CARROLL, J. The evidence was conflicting, but the judge, [Note p63] before whom the case was tried without a jury, might have found the facts to be as follows: The plaintiff agreed to supply the defendant with the necessary merchandise for the establishment of a jewelry department in the defendant's store, and to furnish a showcase in which to exhibit the jewelry. The title to the merchandise was to remainin the plaintiff until sold to customers in the usual course of business, and the prices were to be fixed by the plaintiff. The defendant was to furnish store space, manage the department, to have charge of the property and receipts from the sales, and to make weekly reports and remittances to the plaintiff. As compensation for its services and floor space, the defendant was to receive twenty per cent of the gross sales, and in addition a sum not to exceed $6 a week as the wages of a saleswoman. The merchandise covered by the contract was marked with a selling price, it was received by the defendant and was exhibited for sale in accordance with the agreement. The department was maintained for some months and reports and remittances were made to the plaintiff from time to time. When the defendant discontinued the department, the merchandise unsold was packed in boxes, and later, when the plaintiff called for it, it was repacked and reshipped to the plaintiff's place of business and credit was given to the defendant therefor. There were in addition several items of goods which were sold and delivered to the defendant, which had not been paid for by the defendant.
The case was heard before an auditor who found in favor of the plaintiff. At the time of this hearing the declaration contained one count on an account annexed. Later the plaintiff added by amendment a second count for money had and received, and later a third count on a special contract. At the trial in the Superior Court, no question of pleading was raised, and no request was made for any ruling on the separate counts. The trial judge found for the plaintiff.

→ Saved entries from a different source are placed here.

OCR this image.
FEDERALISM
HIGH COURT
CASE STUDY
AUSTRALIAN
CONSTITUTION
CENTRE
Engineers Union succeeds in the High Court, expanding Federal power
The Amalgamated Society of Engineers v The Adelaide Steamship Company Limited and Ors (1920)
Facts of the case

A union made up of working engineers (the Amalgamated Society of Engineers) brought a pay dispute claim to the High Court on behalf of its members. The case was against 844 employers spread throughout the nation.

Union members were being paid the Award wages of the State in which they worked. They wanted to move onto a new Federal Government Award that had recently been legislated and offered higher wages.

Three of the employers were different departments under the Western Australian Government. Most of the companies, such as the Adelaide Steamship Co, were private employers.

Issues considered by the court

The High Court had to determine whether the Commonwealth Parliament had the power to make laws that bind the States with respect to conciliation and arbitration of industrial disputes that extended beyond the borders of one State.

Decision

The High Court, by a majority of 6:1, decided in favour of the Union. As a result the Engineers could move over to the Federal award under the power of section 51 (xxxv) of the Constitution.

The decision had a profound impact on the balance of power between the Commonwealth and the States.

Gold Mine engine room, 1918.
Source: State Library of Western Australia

We are not called upon to decide whether under a special contract like the one in this case, where the title to the property remains in the plaintiff, there can be a recovery for goods sold and delivered, or where an agent or factor does not convert all
of the property entrusted to him into money, there can be a recovery for money had and received. Allen v. Ford, 19 Pick. 217 . Brown v. Holbrook, 4 Gray 102 . Hagar v. Norton, 188 Mass. 47 .
The third count sets out a special contract and its breach and the plaintiff was entitled to recover under this count. As all the questions involved were questions of fact, such as the amount of goods placed in the custody of the defendant, the amount of returns made, the value of the goods sold and returned to the plaintiff, the expenses and commissions, the finding of the judge on these matters is conclusive. The defendant requested the following rulings:
1. Upon all the evidence the plaintiff cannot recover for any of the goods which shall appear to have been left in the possession or under the care of the defendant.
2. The defendant, upon all the evidence, was the gratuitous bailee of the goods left in its possession by the plaintiff.
3. The defendant is not liable for goods of which it was a gratuitous bailee, without neglect on its part in caring for them.
All of these rulings were refused properly. The goods which were not sold were returned to the plaintiff and credit was given to the defendant for them. The plaintiff did not ask to recover for goods not sold and which remained in the possession of the defendant until returned to the plaintiff. The plaintiff contended that it delivered to the defendant certain property of a certain value; deducting commissions and expenses and goods returned, a certain amount was due and this action is to recover this amount. The second and third requests were refused properly. Even if the defendant was a gratuitous bailee, his care was not in issue in the case. See R. L. c. 68.
M. S. Holbrook, for the defendant.
C. H. Baldwin, for the plaintiff, submitted a brief.
[Note p63] Hall, J., who found for the plaintiff. The defendant alleged exceptions.